March 7th, 2008 4:22am

The thing is: if Gordon Brown and his tip-top management team start legislating welfare and education reform where does that leave the Parliamentary Labour Party and the Labour client state? Isn't this government without politics?

Snouter

March 7th, 2008 8:36am

One question: how does Brown pay for these people? Is it tax payers' money - or is it Labour party money? (I thought they were bankrupt.)

E Welshman

March 17th, 2008 8:23pm

But it's still the inept Bottler that they are trying to groom. How many of them will have given it up as a bad job in 6 months' time?

David Bretagne

March 17th, 2008 8:48pm

McBrown will need to retain some control (freakery) in order to prevent the unlikeable Balls from spoiling his party.

David Winkworth

March 17th, 2008 9:05pm

brwon can assemble any team he likes - I will never ever forgive him for what he did to pensions and for funding the Iraq war

John Maynard

March 18th, 2008 10:17pm

With the financial system teetering and the government bankrupt, no wonder there are suddenly a surfeit of "masters of the universe", and business consultant types looking for bolt-holes with Brown.
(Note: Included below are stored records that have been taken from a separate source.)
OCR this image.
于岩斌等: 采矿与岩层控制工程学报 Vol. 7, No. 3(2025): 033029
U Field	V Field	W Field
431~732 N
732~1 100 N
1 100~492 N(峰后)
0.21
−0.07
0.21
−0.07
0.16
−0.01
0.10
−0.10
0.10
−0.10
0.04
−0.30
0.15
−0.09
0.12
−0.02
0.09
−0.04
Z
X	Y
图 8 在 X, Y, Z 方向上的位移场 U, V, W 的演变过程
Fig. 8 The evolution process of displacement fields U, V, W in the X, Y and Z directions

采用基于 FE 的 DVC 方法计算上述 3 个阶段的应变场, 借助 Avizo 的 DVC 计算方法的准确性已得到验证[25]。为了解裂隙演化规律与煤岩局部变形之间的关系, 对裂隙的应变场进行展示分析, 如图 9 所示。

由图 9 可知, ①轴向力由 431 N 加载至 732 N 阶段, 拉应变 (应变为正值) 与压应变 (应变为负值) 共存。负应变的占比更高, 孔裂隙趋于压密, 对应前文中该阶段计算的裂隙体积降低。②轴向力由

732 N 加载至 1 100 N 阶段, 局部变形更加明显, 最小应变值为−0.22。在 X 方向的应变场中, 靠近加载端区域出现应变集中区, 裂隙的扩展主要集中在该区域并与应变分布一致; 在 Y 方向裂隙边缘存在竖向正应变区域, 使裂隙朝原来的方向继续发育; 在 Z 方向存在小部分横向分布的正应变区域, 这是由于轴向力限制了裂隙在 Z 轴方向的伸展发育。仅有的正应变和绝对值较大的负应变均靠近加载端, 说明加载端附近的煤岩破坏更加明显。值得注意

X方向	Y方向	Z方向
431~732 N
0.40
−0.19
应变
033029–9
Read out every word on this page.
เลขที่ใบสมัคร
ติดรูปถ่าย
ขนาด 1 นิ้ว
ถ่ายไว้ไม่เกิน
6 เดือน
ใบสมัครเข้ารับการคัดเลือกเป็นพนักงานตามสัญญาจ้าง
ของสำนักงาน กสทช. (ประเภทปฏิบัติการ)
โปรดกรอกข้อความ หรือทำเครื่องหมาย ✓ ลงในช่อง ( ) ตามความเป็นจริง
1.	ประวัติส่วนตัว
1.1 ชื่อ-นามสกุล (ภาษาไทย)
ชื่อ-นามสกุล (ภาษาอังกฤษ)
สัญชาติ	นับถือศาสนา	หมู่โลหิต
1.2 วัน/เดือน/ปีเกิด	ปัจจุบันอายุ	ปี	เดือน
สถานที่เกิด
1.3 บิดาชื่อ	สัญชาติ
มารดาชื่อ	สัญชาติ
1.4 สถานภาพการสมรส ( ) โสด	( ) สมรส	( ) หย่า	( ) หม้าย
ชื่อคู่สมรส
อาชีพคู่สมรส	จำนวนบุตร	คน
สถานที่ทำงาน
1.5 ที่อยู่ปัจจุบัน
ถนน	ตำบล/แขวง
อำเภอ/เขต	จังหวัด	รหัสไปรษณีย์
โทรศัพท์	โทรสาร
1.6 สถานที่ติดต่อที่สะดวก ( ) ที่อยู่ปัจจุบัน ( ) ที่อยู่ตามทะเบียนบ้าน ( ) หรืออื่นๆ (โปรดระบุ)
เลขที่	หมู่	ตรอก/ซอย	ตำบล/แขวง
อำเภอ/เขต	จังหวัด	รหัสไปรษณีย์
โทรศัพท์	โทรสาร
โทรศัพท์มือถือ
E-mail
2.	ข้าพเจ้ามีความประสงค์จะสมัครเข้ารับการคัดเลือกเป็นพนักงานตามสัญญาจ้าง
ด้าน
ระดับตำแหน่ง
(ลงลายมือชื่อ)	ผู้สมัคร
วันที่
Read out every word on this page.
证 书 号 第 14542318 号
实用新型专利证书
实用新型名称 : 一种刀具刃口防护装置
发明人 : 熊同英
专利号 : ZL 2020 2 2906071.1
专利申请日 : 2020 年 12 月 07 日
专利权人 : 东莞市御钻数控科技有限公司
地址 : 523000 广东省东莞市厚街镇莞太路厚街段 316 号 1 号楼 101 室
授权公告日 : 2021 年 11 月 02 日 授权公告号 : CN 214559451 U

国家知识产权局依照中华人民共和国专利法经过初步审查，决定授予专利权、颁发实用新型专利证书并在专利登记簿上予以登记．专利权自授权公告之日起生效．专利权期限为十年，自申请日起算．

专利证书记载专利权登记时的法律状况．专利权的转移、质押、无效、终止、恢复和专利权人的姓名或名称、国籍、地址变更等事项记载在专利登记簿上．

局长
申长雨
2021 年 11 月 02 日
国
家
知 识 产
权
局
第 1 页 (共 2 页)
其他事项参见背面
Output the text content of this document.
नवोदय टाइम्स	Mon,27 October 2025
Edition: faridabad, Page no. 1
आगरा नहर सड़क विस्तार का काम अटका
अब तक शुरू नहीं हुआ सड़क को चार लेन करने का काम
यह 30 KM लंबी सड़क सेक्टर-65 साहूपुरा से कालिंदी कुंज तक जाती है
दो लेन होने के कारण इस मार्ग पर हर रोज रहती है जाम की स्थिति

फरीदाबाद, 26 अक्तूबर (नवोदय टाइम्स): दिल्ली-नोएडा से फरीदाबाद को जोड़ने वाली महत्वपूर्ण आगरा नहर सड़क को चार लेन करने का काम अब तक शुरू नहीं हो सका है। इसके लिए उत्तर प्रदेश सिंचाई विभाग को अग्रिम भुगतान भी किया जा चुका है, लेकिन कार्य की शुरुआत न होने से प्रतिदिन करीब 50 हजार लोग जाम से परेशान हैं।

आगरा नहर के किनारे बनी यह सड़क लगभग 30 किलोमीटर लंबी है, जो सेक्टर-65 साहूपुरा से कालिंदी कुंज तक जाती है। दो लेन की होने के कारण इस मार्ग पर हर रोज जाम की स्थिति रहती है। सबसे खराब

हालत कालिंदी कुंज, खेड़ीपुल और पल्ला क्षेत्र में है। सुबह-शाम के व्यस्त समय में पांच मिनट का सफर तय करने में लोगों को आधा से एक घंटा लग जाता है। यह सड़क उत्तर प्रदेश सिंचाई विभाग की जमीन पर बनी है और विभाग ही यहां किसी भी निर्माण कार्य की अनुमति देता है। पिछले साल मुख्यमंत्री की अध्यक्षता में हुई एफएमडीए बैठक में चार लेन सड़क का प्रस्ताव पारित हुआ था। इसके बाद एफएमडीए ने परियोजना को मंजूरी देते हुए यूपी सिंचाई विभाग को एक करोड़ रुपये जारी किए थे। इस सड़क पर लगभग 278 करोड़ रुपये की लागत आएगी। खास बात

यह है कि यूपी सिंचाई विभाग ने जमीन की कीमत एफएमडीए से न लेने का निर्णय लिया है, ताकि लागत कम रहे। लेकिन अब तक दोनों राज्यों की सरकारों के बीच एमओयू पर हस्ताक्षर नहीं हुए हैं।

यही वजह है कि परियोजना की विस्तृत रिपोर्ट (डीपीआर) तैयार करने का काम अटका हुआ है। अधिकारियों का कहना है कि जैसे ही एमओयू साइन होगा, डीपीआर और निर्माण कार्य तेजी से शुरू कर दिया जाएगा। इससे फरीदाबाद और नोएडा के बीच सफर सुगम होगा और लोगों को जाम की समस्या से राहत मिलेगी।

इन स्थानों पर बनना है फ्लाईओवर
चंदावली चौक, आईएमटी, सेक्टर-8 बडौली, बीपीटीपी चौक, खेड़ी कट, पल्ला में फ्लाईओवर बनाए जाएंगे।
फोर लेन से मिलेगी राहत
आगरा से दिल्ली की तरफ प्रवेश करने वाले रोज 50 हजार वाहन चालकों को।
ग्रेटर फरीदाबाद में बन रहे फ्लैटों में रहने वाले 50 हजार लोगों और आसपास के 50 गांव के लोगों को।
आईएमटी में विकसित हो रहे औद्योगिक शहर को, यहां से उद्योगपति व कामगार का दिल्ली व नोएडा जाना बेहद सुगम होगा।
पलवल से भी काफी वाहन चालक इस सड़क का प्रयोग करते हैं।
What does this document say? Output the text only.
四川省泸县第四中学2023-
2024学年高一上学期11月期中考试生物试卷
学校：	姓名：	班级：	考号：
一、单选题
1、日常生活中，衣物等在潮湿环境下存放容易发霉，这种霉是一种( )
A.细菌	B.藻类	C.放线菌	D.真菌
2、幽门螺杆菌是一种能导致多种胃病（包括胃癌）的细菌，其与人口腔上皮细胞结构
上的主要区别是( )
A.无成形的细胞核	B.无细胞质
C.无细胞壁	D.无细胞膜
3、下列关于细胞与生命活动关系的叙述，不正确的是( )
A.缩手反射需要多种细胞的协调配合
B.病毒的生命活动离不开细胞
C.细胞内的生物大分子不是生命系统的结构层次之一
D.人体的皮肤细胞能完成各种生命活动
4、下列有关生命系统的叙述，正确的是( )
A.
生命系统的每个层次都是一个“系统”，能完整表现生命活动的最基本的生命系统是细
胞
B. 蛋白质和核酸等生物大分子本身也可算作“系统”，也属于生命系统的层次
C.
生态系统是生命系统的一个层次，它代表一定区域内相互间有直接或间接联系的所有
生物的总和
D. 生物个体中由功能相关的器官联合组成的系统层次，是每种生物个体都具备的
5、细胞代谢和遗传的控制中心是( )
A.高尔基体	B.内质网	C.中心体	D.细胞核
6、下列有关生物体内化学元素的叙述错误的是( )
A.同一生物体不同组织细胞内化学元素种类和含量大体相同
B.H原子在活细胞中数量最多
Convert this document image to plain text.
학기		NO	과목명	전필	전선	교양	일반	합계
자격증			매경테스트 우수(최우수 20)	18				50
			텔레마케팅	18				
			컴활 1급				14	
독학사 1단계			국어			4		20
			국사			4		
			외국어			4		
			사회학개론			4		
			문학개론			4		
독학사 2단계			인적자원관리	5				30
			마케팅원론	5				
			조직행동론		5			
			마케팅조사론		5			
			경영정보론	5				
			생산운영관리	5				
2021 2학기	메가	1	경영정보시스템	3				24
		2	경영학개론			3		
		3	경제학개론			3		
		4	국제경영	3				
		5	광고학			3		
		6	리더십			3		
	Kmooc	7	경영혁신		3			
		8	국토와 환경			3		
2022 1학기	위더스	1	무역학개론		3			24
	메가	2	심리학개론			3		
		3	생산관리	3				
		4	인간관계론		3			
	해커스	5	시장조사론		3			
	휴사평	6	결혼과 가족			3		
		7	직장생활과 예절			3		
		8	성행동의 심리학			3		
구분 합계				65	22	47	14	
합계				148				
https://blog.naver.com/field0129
Fraser Nelson should surely have realised by now that all of these "business geniuses" and investment bankers (!) with their superficial "solutions" and brilliant wheezes are much overrated.

Tony B

March 21st, 2008 3:26am

The unfortunate thing about Politics these day with the hiring of consultants is that its the consultants that are already inside the door that are advising to hire them!! Soon there will be nobody in Politics with any actual real interest in Politics. Just what lobbyists,big business want.